Terminal lakes are highly susceptible to climate change impacts since water that enters through precipitation, runoff, and groundwater must be balanced with water that leaves through evaporation. A change in this equation can lead to a decline in elevation, which can be tragic for the ecosystem, particularly if the closed basin is shallow. Great Salt Lake faces many threats that will impact the volume of water in the depression of the Bonneville Basin where it resides. If the lake’s level declines, salinity increases, and wetlands are altered. Salinity is a driver of microbial diversity and, as this foundation of the ecosystem is altered, so will be the rest of the food web, affecting large numbers of avian migrators along the Pacific and Central fly-ways. Human population growth and water diversions for agriculture have put a strain on Great Salt Lake, resulting in a terminal lake whose trajectory is downward in surface area. How might anthropogenic climate change impact this scenario?

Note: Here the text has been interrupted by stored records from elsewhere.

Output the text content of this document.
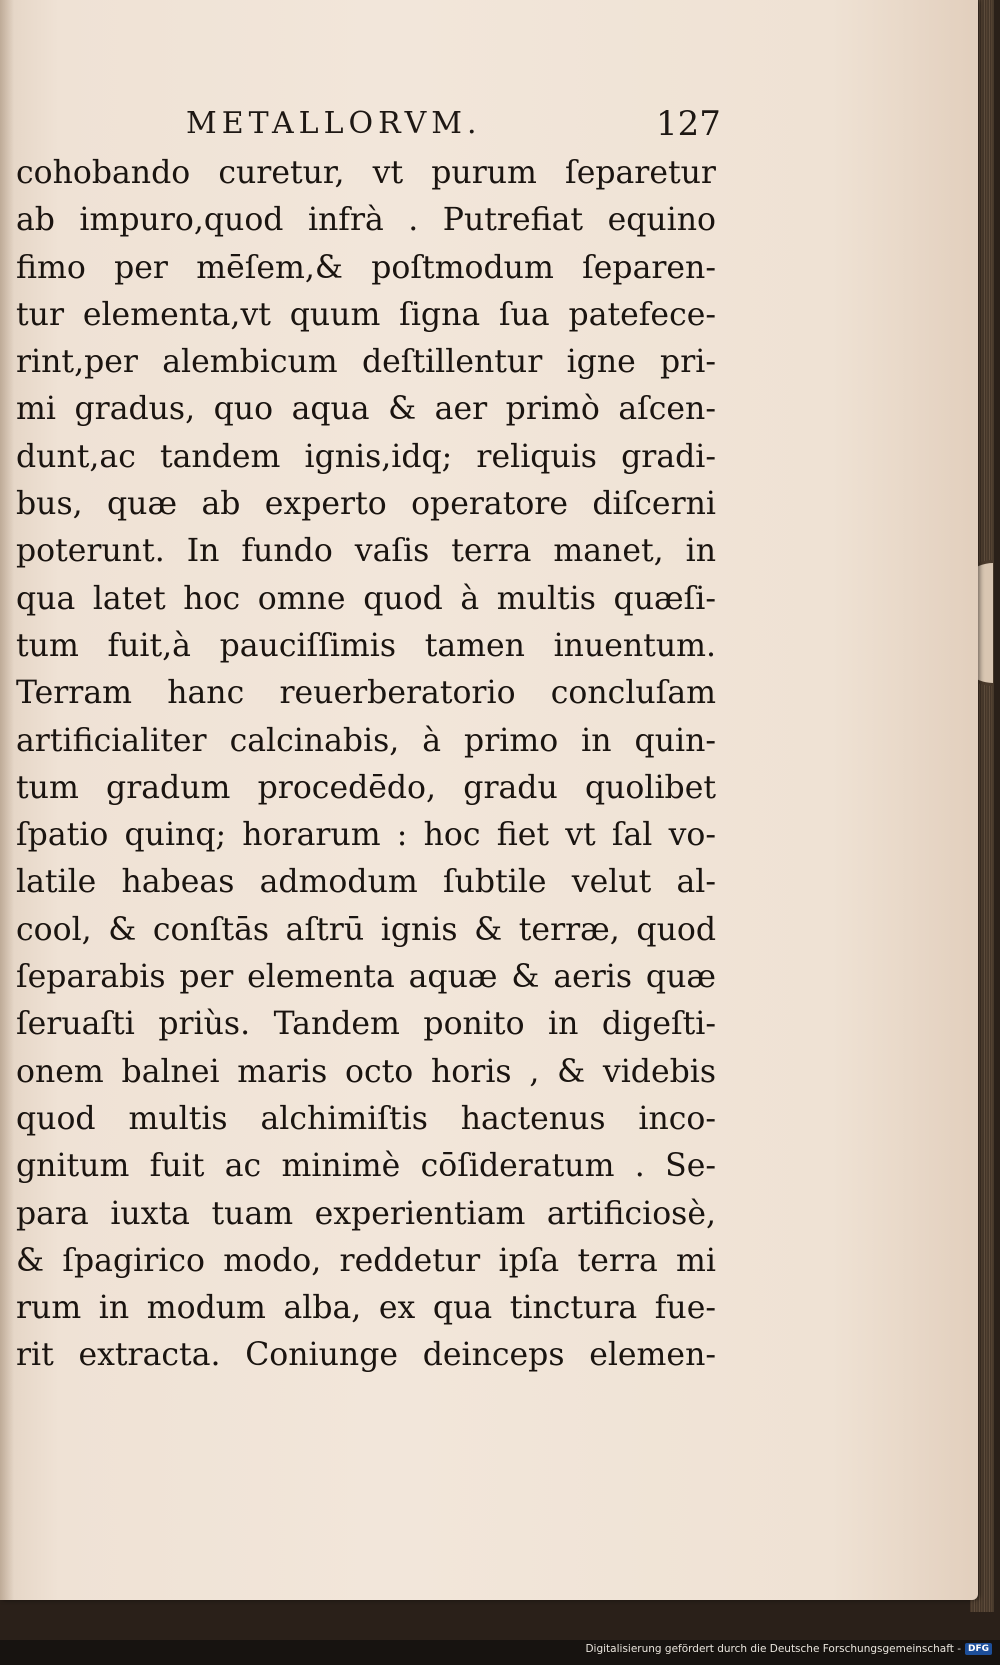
METALLORVM.	127
cohobando curetur, vt purum ſeparetur
ab impuro,quod infrà . Putrefiat equino
fimo per mēſem,& poſtmodum ſeparen-
tur elementa,vt quum ſigna ſua patefece-
rint,per alembicum deſtillentur igne pri-
mi gradus, quo aqua & aer primò aſcen-
dunt,ac tandem ignis,idq; reliquis gradi-
bus, quæ ab experto operatore diſcerni
poterunt. In fundo vaſis terra manet, in
qua latet hoc omne quod à multis quæſi-
tum fuit,à pauciſſimis tamen inuentum.
Terram hanc reuerberatorio concluſam
artificialiter calcinabis, à primo in quin-
tum gradum procedēdo, gradu quolibet
ſpatio quinq; horarum : hoc fiet vt ſal vo-
latile habeas admodum ſubtile velut al-
cool, & conſtās aſtrū ignis & terræ, quod
ſeparabis per elementa aquæ & aeris quæ
ſeruaſti priùs. Tandem ponito in digeſti-
onem balnei maris octo horis , & videbis
quod multis alchimiſtis hactenus inco-
gnitum fuit ac minimè cōſideratum . Se-
para iuxta tuam experientiam artificiosè,
& ſpagirico modo, reddetur ipſa terra mi
rum in modum alba, ex qua tinctura fue-
rit extracta. Coniunge deinceps elemen-
Digitalisierung gefördert durch die Deutsche Forschungsgemeinschaft - DFG
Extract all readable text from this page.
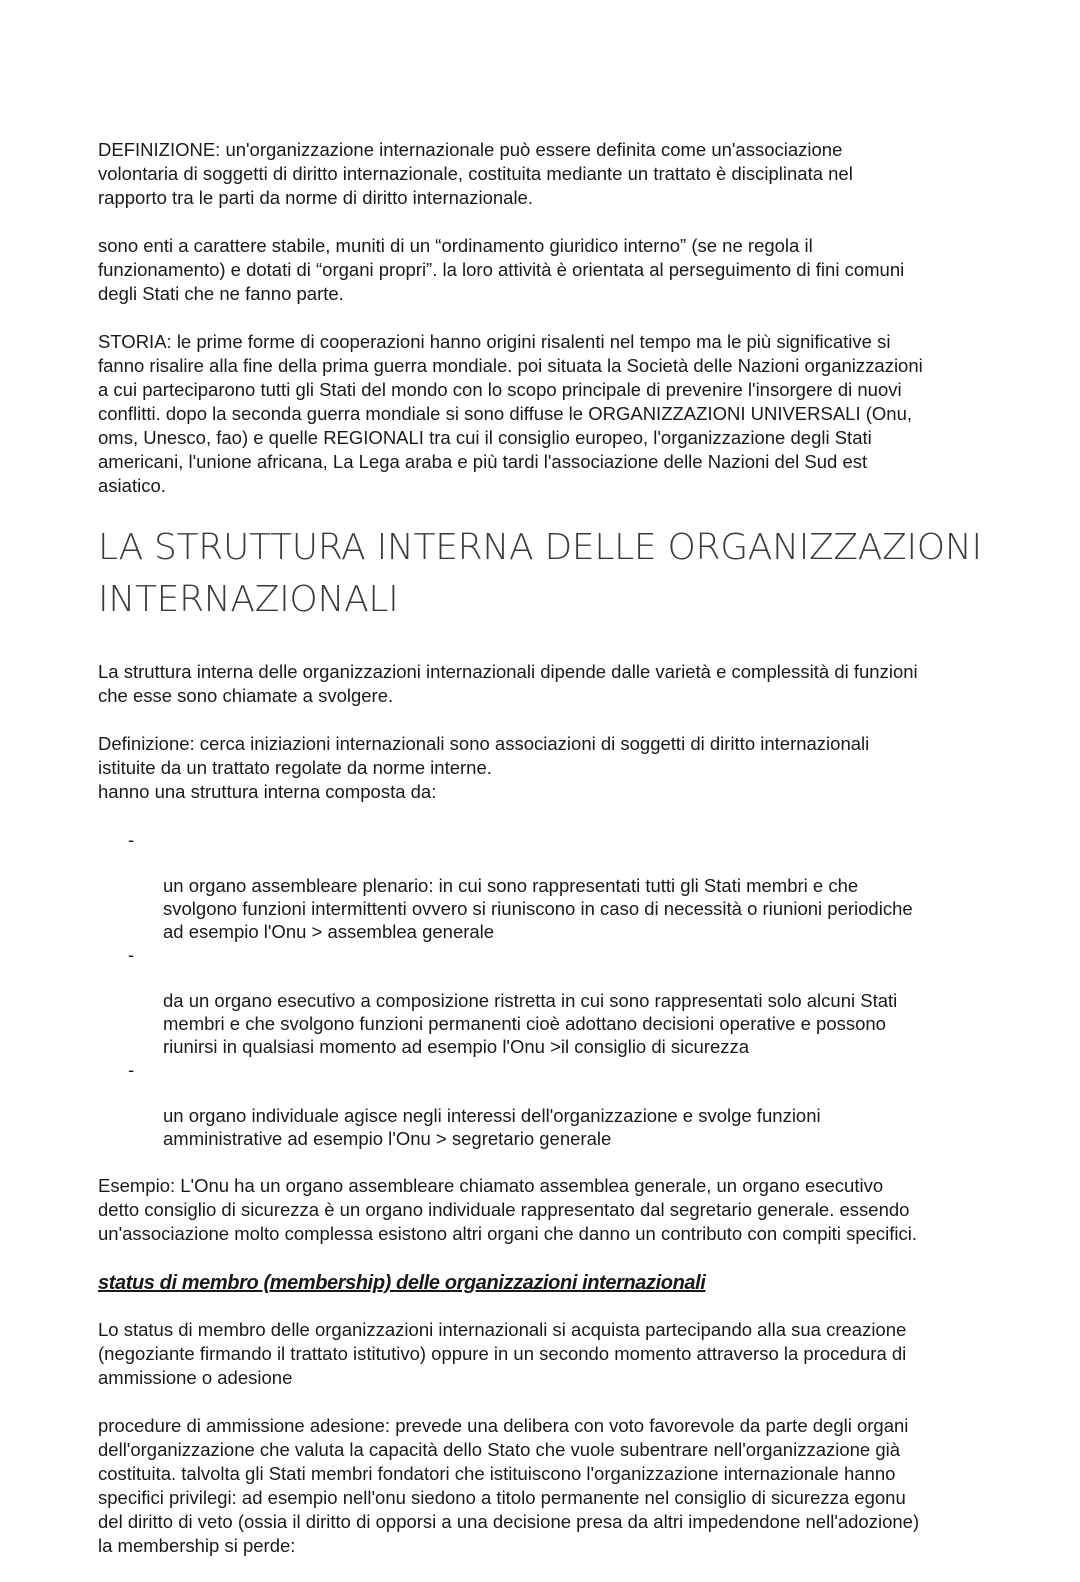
DEFINIZIONE: un'organizzazione internazionale può essere definita come un'associazione
volontaria di soggetti di diritto internazionale, costituita mediante un trattato è disciplinata nel
rapporto tra le parti da norme di diritto internazionale.

sono enti a carattere stabile, muniti di un “ordinamento giuridico interno” (se ne regola il
funzionamento) e dotati di “organi propri”. la loro attività è orientata al perseguimento di fini comuni
degli Stati che ne fanno parte.

STORIA: le prime forme di cooperazioni hanno origini risalenti nel tempo ma le più significative si
fanno risalire alla fine della prima guerra mondiale. poi situata la Società delle Nazioni organizzazioni
a cui parteciparono tutti gli Stati del mondo con lo scopo principale di prevenire l'insorgere di nuovi
conflitti. dopo la seconda guerra mondiale si sono diffuse le ORGANIZZAZIONI UNIVERSALI (Onu,
oms, Unesco, fao) e quelle REGIONALI tra cui il consiglio europeo, l'organizzazione degli Stati
americani, l'unione africana, La Lega araba e più tardi l'associazione delle Nazioni del Sud est
asiatico.

LA STRUTTURA INTERNA DELLE ORGANIZZAZIONI
INTERNAZIONALI

La struttura interna delle organizzazioni internazionali dipende dalle varietà e complessità di funzioni
che esse sono chiamate a svolgere.

Definizione: cerca iniziazioni internazionali sono associazioni di soggetti di diritto internazionali
istituite da un trattato regolate da norme interne.

hanno una struttura interna composta da:

-

un organo assembleare plenario: in cui sono rappresentati tutti gli Stati membri e che
svolgono funzioni intermittenti ovvero si riuniscono in caso di necessità o riunioni periodiche
ad esempio l'Onu > assemblea generale

-

da un organo esecutivo a composizione ristretta in cui sono rappresentati solo alcuni Stati
membri e che svolgono funzioni permanenti cioè adottano decisioni operative e possono
riunirsi in qualsiasi momento ad esempio l'Onu >il consiglio di sicurezza

-

un organo individuale agisce negli interessi dell'organizzazione e svolge funzioni
amministrative ad esempio l'Onu > segretario generale

Esempio: L'Onu ha un organo assembleare chiamato assemblea generale, un organo esecutivo
detto consiglio di sicurezza è un organo individuale rappresentato dal segretario generale. essendo
un'associazione molto complessa esistono altri organi che danno un contributo con compiti specifici.

status di membro (membership) delle organizzazioni internazionali

Lo status di membro delle organizzazioni internazionali si acquista partecipando alla sua creazione
(negoziante firmando il trattato istitutivo) oppure in un secondo momento attraverso la procedura di
ammissione o adesione

procedure di ammissione adesione: prevede una delibera con voto favorevole da parte degli organi
dell'organizzazione che valuta la capacità dello Stato che vuole subentrare nell'organizzazione già
costituita. talvolta gli Stati membri fondatori che istituiscono l'organizzazione internazionale hanno
specifici privilegi: ad esempio nell'onu siedono a titolo permanente nel consiglio di sicurezza egonu
del diritto di veto (ossia il diritto di opporsi a una decisione presa da altri impedendone nell'adozione)
la membership si perde:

Alterations in temperature can influence the timing of snowmelt and change evapotranspiration. As temperatures increase and droughts persist, climate change will amplify the decline in lake elevation, creating more dust from the exposed lakebed. Dust blowing into inhabited valleys will worsen air quality with particulates and may be laden with the pollutants collected by the lake. Early melting of the snowpack in the Wasatch Mountains due to higher temperatures would be further impacted as airborne dust from the dry shorelines is deposited during storms and can reduce the albedo of snow, altering groundwater recharge of the watershed. The current status of Great Salt Lake, with no water rights of its own and increasing pressures for water use upstream, does not bode well for the survival of this critical ecosystem given climate change predictions for the southwestern United States.